Levanté una ceja en su dirección.

—Apuesto a que Avery y yo acabamos quedándonos con el pequeño —dijo, tratando de parecer más feliz al respecto—. Es un bebé amoroso, pero… —Melinda peleaba por hacer que las palabras «yo ya estoy hasta arriba» no salieran de su garganta—. Los padres de Poppy son demasiado mayores, John y tu madre son demasiado mayores y no puedo imaginarme a John David criando a un niño él solo, ¿o tú te lo imaginas?

No, no podía.

—Poppy era una buena madre —dijo Melinda en voz baja—. Uno podría pensar que no, pero sí que lo era.

Asentí.

—Poppy tenía un montón de buenas cualidades.

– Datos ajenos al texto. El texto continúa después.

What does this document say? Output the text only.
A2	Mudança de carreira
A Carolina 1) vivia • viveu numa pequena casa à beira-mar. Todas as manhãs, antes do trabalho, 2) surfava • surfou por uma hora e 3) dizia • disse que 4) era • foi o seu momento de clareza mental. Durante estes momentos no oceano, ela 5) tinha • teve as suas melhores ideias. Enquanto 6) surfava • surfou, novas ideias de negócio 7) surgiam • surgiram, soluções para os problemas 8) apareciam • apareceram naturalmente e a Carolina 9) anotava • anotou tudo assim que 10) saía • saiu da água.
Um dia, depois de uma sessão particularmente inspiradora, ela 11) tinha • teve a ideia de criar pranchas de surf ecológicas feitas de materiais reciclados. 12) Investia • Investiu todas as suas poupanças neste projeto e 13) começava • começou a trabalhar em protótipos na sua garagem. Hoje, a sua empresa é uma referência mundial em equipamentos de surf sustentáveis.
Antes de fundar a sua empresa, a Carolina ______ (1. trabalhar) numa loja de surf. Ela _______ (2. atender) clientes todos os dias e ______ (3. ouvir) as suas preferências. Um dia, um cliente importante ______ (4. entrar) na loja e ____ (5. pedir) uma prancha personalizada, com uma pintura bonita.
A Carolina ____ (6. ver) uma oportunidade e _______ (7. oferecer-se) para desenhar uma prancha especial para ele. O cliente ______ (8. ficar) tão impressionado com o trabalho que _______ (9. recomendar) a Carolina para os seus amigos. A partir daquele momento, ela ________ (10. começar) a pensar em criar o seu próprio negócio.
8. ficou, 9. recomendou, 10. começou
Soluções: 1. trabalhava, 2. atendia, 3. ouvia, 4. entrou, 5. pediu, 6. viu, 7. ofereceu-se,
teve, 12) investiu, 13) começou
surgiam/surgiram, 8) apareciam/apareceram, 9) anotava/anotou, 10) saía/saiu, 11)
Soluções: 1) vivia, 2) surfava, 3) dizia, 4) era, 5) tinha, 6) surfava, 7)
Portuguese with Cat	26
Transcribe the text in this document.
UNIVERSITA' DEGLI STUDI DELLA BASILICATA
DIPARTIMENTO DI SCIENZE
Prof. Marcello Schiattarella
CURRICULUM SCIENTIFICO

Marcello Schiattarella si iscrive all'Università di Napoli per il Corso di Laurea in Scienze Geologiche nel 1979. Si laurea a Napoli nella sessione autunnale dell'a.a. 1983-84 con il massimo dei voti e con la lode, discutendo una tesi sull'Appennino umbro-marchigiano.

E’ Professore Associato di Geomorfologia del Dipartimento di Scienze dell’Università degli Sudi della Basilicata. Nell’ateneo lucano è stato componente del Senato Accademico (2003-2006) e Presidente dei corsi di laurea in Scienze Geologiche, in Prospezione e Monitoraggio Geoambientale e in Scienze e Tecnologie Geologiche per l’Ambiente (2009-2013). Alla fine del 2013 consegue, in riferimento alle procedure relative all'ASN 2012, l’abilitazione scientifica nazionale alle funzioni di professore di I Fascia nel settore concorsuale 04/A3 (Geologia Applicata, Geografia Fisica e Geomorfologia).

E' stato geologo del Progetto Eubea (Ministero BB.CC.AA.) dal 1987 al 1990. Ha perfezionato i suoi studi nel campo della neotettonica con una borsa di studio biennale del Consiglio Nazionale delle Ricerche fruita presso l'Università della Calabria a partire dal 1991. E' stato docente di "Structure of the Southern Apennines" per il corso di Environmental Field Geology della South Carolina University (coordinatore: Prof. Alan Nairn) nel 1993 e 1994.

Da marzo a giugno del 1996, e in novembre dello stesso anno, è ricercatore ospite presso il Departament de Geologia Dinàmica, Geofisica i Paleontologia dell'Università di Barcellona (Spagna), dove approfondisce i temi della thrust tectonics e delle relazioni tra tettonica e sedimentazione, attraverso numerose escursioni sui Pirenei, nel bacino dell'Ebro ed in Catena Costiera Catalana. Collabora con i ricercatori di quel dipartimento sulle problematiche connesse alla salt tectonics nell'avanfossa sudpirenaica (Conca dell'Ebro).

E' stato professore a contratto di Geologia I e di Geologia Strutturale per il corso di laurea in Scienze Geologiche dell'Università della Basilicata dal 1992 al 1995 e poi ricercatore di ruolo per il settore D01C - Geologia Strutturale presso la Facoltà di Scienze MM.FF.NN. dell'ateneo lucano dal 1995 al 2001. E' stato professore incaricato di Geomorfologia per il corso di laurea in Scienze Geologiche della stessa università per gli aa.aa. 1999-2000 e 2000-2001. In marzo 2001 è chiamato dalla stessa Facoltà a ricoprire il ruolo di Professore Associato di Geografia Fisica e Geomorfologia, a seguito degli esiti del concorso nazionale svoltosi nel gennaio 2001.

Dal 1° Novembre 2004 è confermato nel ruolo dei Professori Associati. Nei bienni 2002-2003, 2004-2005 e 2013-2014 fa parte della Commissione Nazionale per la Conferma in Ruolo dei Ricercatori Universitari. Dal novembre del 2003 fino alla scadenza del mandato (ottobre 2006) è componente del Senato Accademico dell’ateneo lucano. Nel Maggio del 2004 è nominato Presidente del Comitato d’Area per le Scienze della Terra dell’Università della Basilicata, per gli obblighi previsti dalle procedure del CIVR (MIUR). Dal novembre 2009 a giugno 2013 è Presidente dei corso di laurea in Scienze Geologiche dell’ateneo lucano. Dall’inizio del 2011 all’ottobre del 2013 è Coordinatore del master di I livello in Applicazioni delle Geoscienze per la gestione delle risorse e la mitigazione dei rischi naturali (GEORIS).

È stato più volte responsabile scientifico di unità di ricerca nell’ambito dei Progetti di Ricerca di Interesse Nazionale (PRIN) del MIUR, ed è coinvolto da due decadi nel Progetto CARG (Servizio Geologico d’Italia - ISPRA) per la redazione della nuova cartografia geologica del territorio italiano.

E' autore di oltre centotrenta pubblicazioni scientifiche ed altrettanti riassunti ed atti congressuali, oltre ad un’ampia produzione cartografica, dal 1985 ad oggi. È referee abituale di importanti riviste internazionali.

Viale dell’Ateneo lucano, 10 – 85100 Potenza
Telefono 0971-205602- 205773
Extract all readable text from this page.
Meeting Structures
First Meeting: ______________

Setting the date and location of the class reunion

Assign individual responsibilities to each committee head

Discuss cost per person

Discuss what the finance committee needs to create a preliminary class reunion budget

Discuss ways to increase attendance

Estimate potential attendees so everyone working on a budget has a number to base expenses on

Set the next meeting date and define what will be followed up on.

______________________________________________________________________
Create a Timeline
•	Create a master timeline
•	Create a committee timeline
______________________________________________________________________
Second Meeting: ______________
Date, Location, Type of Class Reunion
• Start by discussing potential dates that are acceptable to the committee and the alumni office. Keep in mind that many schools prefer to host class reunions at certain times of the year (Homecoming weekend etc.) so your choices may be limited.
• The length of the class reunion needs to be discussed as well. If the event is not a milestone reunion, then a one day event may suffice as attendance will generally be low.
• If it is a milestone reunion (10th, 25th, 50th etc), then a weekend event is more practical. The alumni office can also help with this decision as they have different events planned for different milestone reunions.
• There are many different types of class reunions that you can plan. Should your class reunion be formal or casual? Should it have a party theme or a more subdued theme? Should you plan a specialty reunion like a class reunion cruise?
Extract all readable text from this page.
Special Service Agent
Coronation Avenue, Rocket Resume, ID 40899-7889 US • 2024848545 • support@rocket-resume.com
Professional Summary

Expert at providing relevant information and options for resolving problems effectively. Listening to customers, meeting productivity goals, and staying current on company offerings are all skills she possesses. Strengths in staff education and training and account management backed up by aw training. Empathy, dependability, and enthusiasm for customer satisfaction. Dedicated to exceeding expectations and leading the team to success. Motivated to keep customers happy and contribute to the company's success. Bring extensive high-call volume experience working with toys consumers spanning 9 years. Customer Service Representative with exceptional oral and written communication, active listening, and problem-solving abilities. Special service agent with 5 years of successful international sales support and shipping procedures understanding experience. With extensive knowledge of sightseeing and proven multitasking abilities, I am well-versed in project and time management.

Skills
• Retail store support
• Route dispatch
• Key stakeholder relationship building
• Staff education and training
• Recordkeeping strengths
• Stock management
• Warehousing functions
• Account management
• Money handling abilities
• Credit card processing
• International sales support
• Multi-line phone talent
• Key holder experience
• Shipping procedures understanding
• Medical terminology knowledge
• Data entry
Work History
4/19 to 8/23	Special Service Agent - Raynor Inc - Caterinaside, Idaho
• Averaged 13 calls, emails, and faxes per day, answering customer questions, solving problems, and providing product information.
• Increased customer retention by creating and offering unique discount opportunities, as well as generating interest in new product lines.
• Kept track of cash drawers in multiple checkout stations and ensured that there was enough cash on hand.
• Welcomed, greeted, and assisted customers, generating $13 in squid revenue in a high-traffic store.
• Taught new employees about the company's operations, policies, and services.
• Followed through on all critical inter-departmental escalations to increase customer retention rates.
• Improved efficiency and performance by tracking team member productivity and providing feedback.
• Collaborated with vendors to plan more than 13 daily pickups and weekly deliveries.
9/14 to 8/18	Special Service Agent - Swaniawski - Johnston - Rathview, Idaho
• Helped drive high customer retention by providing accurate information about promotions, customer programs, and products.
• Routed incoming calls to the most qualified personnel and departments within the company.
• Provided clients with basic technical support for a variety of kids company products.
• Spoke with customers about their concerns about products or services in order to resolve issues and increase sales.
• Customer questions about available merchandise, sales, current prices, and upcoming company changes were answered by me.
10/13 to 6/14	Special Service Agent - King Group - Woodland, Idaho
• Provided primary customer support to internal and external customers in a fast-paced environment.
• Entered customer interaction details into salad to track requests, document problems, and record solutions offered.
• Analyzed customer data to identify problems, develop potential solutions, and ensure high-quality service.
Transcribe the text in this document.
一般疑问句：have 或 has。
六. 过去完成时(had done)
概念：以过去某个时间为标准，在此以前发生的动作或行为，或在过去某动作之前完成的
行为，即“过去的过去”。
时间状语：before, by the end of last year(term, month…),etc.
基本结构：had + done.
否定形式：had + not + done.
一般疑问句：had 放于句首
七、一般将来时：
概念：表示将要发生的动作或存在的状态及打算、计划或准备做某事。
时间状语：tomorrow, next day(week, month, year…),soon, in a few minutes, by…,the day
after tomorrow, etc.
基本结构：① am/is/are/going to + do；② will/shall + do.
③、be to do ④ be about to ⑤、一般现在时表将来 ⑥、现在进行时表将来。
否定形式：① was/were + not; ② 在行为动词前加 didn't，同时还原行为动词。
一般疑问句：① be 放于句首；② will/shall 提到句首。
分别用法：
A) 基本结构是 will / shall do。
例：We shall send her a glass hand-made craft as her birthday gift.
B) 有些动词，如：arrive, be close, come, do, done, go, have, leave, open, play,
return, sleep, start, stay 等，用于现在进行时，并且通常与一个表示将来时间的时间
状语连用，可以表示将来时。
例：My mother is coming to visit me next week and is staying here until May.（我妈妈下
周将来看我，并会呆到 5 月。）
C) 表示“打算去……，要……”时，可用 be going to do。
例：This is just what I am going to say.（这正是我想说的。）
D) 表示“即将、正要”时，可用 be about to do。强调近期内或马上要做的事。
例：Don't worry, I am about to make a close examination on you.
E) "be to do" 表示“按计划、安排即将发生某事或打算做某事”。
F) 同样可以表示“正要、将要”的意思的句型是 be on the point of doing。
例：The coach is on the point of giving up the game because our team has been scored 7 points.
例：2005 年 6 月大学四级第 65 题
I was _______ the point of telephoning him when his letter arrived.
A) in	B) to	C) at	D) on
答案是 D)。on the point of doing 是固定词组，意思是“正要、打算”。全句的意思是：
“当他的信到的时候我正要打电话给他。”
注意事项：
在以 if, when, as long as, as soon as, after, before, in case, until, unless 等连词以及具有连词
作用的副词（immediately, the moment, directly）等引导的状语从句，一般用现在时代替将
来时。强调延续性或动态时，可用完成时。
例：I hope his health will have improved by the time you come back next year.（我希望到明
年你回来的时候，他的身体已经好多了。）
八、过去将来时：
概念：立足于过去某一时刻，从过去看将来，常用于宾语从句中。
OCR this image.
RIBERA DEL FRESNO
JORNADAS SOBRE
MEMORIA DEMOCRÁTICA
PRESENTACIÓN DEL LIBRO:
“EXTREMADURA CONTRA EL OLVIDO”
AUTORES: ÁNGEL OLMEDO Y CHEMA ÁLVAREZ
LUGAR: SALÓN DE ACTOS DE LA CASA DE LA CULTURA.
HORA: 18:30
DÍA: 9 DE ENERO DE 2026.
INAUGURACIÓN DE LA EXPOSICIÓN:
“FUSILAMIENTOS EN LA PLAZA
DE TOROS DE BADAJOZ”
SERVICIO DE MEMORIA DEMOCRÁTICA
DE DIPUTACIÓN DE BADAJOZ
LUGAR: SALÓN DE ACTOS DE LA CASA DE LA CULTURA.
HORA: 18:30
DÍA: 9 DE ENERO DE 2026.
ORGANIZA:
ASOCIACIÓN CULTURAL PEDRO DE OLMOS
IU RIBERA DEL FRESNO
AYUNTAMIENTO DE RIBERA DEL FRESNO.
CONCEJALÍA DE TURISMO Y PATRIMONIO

—¿Qué, y discúlpame, Roe, pero es que necesito saberlo, … qué le paso realmente? —preguntó Melinda, manteniendo la voz baja.

—Creo que fue apuñalada —contesté, evitando que mi mirada coincidiera con los oscuros ojos de Melinda. En realidad estaba bastante segura de ello, pero no soy médico forense, y no pensaba ofrecer una opinión definitiva sobre la muerte de Poppy.

Melinda emitió un pequeño sonido de horror y yo le dirigí un gesto de compasión. Lo asustada que debió estar Poppy… el dolor que debió sentir. ¿Albergó la esperanza de que Melinda y yo fuéramos a salvarla en el último momento?

Alejé mi mente de esta inútil conjetura y me di una buena reprimenda. Poppy debió de morir de forma muy rápida, tal vez en pocos segundos. Melinda se apartó de la mesa y salió de la habitación. Avery la siguió. Un instante después pude oír el murmullo de sus voces provenientes del salón.

Mi madre observaba a John como si fuese un halcón en estado de alerta, por si detectaba algún signo de un problema cardíaco. La mirada de John estaba concentrada en la mesa; estudiaba un cuaderno abierto por una página en blanco. Había manifestado su intención de iniciar una lista de gente con la que necesitaba ponerse en contacto además de la funeraria y la iglesia, pero se había quedado atascado. Yo sabía que no se podía esperar más, así que subí las escaleras, llevando conmigo el teléfono inalámbrico a mi antiguo dormitorio. Llamé a la casa de Aubrey.

—Hola —contestó la fría y serena voz de Emily, la mujer de Aubrey.

—Emily, soy Aurora —indiqué con tono igual de tranquilo y dulce. No nos podíamos soportar.

—Hola, ¿cómo estás?

—Bueno, estoy bien, gracias, pero tenemos un problema familiar, y si Aubrey estuviera a mano…

—Roe, está en el club de campo, jugando al golf. Jeff Mayo le pidió formar parte de un equipo de cuatro personas. Ya sabes, el lunes es, supuestamente, su día libre… —su voz se apagó con delicadeza.

Perra.

—Sí, y si no hubieran asesinado a mi cuñada, no se me ocurriría molestarlo —continué un poco menos dulce.

Un largo silencio.

—Se ha llevado el móvil —admitió Emily—. Permíteme que te dé su número.

—Muchas gracias —dije de forma absolutamente inexpresiva. ¿Por qué no habría salido yo con un veterinario, un camarero o un agricultor? ¿Por qué había tenido que salir con un policía y un sacerdote antes de conocer a mi primer y ya fallecido marido, Martin Bartell?

¿Quién aparece en situaciones de emergencia? ¡Policías y sacerdotes!

Repetí el número para asegurarme de que lo había apuntado correctamente y a continuación me despedí de Emily. Yo sabía que haría sonar los tambores para alertar a las Mujeres de la Iglesia de que una comida por un funeral era inminente. Emily siempre cumplía con su deber.

Respiré profundamente y llamé a Aubrey antes de cambiar de opinión.

No me gustan los teléfonos móviles y yo apenas enciendo el mío. Tal y como yo los entiendo, son una herramienta de emergencia, como el gato de un coche o un rifle. Pero en ese momento me alegré muchísimo de que nuestro sacerdote tuviera uno.

Dijo que estaría en la casa en treinta minutos.